The Colonial Pipeline carries 2.5 million barrels a day or 45 percent of the American East Coast’s supply of diesel, gasoline and jet fuel. The Colonial Pipeline was knocked completely offline by a cyber-criminal gang called DarkSide on Friday and work to restore service is continuing.

In other words, the problem caused by the hacker group is not at all fixed. Folks, that’s scary.

Meanwhile, a global coalition of technology companies and law enforcement bodies is calling for “aggressive and urgent” action against ransomware. According to reports, Microsoft, Amazon, the FBI and the United Kingdom’s National Crime Agency have joined the Ransomware Task Force (RTF) in giving governments nearly 50 recommendations. If Oakland’s paying any attention to this, the city is certainly quiet about it.
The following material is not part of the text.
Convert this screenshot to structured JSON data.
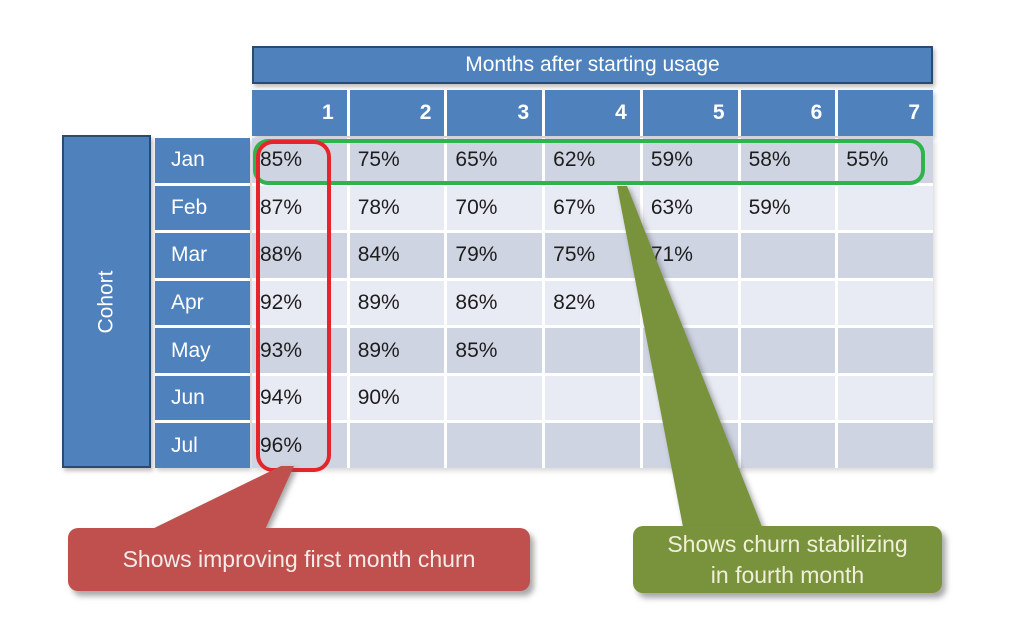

In fact, the City of Oakland has been blind to the growing cyber-forces around it, and impacting it. I’ve tried to warn Oakland about how there are efforts to send out fake news campaigns designed to get folks racially charged up. That was done last year in the form of the Lake Merritt Noose incident. The signs that it was engineered were all over, yet the Oakland Police showed zero interest in dealing with the issue.

And typing “oakland government cyber attack” in Google yields “Cyber Security Taskforce – Oakland County, Michigan”. Oakland’s not mentioned.

The City of Oakland, from the public works to police to the Port of Oakland, and to the Oakland City Council, needs to wake up and stop acting like it’s Alice in the middle of Wonderland. We need a large task force to make sure Oakland’s able to battle back against even cyber-threats we can only imagine.